I think there's definitely a use case here for running (synchronous) predictions on multiple VMs and check each one's readiness for additional work. The Prefer
header is interesting but requiring use of webhooks isn't necessarily ideal.
Thanks for pointing out #1355 ; as I noted in https://github.com/replicate/cog/pull/1720 the change would change the behavior (ability to "use the network socket's accept queue as a mechanism to queue up work" as @nickstenning mentions in #1355 ). Whichever behavior is chosen (or even if there's an option to make it a user choice), I think this could be better documented as right now it's something you have to just discover by accident while using cog. :)
Hi, I'm trying to use cog to build images I can run in a kubernetes cluster.
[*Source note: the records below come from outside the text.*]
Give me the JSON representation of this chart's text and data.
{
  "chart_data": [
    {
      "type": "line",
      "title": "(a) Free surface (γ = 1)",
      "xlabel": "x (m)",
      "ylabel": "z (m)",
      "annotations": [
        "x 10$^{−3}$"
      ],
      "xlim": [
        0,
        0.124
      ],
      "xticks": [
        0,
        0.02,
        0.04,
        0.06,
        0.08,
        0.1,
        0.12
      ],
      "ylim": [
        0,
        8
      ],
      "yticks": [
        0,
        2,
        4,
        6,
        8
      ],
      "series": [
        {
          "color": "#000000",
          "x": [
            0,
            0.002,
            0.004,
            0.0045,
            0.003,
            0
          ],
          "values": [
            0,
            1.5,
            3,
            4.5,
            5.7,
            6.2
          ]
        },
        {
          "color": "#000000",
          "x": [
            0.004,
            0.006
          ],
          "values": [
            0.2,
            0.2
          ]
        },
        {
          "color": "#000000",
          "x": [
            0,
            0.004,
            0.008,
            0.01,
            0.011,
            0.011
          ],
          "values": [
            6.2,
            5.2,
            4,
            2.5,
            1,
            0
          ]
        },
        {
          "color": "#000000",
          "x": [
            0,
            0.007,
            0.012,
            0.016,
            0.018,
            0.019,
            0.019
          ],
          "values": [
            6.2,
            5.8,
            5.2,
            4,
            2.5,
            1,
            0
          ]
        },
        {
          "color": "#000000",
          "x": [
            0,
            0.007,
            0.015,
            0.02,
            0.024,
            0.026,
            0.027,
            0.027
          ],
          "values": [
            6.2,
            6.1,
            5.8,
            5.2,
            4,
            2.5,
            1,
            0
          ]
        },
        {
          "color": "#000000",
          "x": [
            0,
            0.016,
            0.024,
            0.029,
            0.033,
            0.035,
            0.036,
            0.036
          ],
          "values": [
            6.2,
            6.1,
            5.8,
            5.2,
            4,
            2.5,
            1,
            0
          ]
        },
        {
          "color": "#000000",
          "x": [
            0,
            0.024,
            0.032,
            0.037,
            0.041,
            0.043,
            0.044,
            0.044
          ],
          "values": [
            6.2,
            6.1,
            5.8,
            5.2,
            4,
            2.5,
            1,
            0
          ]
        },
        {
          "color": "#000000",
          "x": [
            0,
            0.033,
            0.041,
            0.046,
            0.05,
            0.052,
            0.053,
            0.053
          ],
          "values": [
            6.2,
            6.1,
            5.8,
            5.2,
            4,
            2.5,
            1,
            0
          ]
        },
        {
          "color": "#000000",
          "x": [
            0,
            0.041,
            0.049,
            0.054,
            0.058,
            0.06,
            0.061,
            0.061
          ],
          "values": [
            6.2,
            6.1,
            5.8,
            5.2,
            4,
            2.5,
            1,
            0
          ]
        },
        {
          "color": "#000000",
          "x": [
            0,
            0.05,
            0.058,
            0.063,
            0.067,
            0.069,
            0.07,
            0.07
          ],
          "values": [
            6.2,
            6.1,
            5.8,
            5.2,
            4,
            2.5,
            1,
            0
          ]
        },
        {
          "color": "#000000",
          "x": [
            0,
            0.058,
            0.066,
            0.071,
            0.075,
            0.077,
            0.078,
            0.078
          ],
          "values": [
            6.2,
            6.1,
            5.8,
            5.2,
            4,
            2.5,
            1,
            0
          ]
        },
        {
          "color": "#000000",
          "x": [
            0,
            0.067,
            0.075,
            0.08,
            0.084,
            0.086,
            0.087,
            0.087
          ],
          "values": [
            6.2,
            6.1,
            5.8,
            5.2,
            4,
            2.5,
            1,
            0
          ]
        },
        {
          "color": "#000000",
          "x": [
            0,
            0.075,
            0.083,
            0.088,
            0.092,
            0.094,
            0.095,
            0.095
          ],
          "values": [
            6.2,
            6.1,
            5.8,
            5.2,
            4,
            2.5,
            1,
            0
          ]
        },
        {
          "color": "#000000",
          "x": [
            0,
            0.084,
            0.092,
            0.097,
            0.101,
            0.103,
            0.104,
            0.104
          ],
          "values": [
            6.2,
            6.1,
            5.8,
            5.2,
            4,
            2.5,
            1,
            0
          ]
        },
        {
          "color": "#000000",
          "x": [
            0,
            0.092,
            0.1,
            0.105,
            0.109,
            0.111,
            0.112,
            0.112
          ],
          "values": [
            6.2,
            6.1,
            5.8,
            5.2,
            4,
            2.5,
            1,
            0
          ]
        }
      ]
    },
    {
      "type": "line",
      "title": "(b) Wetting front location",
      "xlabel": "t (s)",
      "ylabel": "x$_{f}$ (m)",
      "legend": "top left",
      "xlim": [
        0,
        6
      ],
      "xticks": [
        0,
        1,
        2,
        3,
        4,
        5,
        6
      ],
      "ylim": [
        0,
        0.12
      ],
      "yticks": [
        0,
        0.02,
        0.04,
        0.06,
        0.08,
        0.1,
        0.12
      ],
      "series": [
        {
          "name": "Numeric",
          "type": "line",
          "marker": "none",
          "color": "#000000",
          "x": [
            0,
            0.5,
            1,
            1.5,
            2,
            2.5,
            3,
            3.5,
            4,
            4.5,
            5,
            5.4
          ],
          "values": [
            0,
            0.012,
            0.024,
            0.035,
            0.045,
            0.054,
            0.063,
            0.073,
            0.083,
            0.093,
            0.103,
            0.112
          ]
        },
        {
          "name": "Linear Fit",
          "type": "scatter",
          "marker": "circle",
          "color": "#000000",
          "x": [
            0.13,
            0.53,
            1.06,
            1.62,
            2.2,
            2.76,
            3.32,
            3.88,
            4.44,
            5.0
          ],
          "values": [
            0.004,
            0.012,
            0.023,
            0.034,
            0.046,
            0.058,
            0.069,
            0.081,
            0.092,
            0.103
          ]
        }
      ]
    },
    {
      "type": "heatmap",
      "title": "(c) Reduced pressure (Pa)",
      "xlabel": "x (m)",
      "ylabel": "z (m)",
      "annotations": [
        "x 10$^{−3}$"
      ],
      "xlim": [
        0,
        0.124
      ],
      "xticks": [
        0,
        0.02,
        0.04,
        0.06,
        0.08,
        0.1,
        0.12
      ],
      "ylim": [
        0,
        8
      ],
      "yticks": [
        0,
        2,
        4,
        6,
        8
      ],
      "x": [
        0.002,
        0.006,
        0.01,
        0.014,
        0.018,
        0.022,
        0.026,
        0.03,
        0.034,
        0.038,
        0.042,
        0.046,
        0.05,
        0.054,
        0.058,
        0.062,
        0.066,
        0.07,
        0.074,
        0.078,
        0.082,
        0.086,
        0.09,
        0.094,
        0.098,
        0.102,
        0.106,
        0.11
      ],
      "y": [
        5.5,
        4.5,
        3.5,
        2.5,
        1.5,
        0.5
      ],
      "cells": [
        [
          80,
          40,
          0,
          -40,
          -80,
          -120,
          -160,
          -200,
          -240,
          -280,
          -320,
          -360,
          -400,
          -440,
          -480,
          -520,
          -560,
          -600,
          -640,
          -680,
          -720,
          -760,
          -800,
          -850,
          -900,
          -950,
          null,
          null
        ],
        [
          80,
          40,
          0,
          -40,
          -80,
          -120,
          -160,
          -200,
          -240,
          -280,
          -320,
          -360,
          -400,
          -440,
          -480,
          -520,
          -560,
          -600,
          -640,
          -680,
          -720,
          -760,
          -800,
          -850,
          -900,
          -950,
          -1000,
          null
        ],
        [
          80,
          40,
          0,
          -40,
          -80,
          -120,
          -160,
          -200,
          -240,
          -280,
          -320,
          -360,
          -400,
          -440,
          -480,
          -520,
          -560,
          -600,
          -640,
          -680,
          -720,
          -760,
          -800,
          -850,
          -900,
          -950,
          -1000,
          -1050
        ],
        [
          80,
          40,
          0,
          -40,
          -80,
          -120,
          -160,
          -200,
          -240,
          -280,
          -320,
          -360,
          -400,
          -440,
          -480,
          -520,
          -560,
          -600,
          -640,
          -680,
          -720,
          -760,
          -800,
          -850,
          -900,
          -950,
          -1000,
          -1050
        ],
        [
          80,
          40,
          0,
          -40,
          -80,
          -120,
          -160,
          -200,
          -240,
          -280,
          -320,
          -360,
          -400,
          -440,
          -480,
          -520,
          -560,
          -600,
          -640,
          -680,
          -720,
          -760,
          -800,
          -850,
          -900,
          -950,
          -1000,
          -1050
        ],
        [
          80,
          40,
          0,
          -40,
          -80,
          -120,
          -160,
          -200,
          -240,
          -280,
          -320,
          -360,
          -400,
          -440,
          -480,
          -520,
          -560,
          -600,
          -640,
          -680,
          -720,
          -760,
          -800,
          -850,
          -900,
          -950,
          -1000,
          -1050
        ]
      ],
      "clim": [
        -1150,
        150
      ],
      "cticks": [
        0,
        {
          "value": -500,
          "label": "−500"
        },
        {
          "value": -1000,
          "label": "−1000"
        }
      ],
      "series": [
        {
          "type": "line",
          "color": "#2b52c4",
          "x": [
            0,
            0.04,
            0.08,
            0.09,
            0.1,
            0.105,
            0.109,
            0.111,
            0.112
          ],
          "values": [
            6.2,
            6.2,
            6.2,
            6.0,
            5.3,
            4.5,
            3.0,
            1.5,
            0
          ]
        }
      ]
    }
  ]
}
I'm seeing an issue where I can't query the state of each pod (e.g. using the
/health-check
endpoint that cog defines) while a prediction is running.I have a simple demonstration here: https://github.com/ggilder/cog-health-check-test
You can run the above on Docker Desktop. It's basically the cog "hello world" example with a sleep added to simulate a long-running prediction. The test script hits the prediction endpoint and then attempts to hit the health check endpoint, but the server waits for the prediction to complete before handling the health check, which doesn't seem to match the intended behavior (since e.g. the health state is defined to allow a "busy" state).
Am I missing something that would allow the server to respond to health checks during predictions?